# Where can I buy a Sky3DS in the USA, Issues with credit card.



## mckenziesdaddy (Mar 14, 2015)

I tried to make a purchase tonight from modchipsdirect. After I placed the order I called my credit card company, And I asked about internal orders. It seems the my card was flagged as fraud for a gamersgate sale I tried to enjoy. So Is there any place, That either uses mastercard and or paypal. Where I can buy these 2 cards? Thank you very much.


----------



## how_do_i_do_that (Mar 14, 2015)

That is because that is probably your first international order.  First time buys are ALWAYS flagged as because to date you likely have only used it in the US only.

No flashcart vendor will use paypal because they would get their account locked and seized. It is against the paypal terms and conditions for vendors accounts.

It is preferred you use a visa to make the purchase.

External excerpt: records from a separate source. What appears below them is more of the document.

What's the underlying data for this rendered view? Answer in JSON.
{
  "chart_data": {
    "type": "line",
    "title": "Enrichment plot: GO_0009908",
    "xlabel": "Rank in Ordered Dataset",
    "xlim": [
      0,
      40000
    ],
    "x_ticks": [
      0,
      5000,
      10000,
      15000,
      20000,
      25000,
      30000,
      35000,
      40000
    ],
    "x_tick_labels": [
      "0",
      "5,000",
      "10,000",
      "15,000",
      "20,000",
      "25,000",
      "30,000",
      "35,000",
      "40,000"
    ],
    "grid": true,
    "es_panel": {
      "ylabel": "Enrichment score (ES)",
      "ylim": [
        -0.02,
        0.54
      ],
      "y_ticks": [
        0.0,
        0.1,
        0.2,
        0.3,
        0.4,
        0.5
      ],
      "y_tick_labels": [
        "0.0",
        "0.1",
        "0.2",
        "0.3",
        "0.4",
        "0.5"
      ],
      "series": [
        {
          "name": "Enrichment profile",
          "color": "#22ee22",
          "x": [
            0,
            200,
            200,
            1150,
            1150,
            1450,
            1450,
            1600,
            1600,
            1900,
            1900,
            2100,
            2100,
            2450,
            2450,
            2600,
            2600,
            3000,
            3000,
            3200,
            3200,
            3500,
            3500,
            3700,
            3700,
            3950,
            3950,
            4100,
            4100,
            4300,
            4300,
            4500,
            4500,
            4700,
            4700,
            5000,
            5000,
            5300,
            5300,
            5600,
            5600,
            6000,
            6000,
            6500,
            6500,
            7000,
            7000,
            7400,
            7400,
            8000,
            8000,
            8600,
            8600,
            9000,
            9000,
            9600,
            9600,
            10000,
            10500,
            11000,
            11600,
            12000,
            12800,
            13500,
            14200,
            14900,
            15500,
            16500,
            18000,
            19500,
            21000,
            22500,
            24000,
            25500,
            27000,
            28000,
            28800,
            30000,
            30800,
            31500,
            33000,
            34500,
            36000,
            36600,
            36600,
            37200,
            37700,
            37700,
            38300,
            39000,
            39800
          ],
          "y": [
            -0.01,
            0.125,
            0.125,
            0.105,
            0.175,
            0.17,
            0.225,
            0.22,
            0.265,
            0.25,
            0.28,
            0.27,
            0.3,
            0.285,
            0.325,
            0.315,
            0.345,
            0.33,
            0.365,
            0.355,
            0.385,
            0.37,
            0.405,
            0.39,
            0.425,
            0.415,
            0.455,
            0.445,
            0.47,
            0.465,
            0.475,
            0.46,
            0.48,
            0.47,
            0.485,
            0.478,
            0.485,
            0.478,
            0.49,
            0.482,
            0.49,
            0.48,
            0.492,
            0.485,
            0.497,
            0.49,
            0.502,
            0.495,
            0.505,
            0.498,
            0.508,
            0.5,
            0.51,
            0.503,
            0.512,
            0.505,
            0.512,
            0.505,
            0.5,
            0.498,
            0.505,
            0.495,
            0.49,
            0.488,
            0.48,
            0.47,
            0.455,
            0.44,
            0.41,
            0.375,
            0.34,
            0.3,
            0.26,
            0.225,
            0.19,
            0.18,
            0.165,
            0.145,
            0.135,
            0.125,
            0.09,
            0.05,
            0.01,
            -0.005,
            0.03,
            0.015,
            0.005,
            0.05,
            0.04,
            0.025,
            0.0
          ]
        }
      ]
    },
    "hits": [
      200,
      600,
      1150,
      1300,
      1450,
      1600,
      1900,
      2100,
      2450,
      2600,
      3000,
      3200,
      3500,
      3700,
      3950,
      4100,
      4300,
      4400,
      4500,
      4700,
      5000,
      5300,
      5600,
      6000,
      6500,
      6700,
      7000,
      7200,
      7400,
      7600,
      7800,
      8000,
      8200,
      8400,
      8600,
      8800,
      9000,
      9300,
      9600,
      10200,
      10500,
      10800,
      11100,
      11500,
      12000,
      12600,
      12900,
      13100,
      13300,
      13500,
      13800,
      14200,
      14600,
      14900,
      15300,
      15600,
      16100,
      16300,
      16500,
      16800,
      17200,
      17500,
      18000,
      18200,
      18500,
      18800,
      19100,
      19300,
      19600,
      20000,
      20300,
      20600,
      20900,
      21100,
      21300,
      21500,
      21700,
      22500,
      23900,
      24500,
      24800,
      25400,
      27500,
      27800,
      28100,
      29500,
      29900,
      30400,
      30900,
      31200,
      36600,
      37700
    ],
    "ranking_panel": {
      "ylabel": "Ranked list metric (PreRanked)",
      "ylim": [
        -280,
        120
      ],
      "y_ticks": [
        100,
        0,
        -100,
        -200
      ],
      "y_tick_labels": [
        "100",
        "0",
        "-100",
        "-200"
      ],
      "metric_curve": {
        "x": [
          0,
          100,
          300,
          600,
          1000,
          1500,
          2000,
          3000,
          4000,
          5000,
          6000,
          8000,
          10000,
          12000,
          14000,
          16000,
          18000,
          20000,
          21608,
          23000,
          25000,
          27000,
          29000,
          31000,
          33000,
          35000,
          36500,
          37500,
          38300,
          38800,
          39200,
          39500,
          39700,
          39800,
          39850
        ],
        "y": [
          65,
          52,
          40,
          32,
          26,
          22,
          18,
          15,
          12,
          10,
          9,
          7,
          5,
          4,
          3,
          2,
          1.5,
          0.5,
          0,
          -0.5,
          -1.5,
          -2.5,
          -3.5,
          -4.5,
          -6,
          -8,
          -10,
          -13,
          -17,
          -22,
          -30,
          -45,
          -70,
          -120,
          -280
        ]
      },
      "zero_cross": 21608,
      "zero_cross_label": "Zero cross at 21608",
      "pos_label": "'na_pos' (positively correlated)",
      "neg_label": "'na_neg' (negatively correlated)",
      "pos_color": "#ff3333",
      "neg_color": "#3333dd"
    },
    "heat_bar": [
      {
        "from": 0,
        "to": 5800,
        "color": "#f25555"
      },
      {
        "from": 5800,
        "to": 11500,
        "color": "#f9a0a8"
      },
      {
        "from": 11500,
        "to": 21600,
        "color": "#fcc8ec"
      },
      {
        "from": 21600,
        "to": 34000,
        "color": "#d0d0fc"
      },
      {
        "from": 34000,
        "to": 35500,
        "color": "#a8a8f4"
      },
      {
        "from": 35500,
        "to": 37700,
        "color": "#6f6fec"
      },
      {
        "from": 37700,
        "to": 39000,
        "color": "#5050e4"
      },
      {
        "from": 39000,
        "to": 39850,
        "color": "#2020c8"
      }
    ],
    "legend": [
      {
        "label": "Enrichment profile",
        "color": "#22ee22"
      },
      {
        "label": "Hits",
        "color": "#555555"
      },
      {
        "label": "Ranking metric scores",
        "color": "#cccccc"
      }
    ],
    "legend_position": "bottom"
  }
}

As for mastercard, your options become very limited.

https://www.usahotstuff.com/39-sky3ds

https://www.usahotstuff.com/content/5-secure-payment
It says they support mastercard.


----------



## mckenziesdaddy (Mar 16, 2015)

how_do_i_do_that said:


> That is because that is probably your first international order. First time buys are ALWAYS flagged as because to date you likely have only used it in the US only.
> 
> No flashcart vendor will use paypal because they would get their account locked and seized. It is against the paypal terms and conditions for vendors accounts.
> 
> ...


 

Are they reliable? and not a scam?


----------



## how_do_i_do_that (Mar 22, 2015)

They seem to be reliable, assuming you don't screw up on your order.

They do respond on orders that have gone wrong or lopsided. It is documented, whether the purchaser bother to respond back or not is not shown.
http://shoptemp.net/shop/usa-hot-stuff-usa-in-stock.html

Be aware that multi-location vendors will draw from any location if an item is out of stock from the purchaser's location matching one of the vendor's shipping warehouses. This means your shipping time can take more than 2 weeks if they have to draw from an out of country warehouse.


Unless you got a visa, my listing this site for you is on a very very very short list of vendors that take mastercard. 


The only other people I have recommended this site for use so far were those that lived in Singapore. As to their purchase experience, they haven't replied back. I would have to take this as they got what they ordered in this case. As for being a scam, I would have already posted it as one in the second post if they were.


Be aware that a bad experience with a vendor does not always equate to being a scam.


----------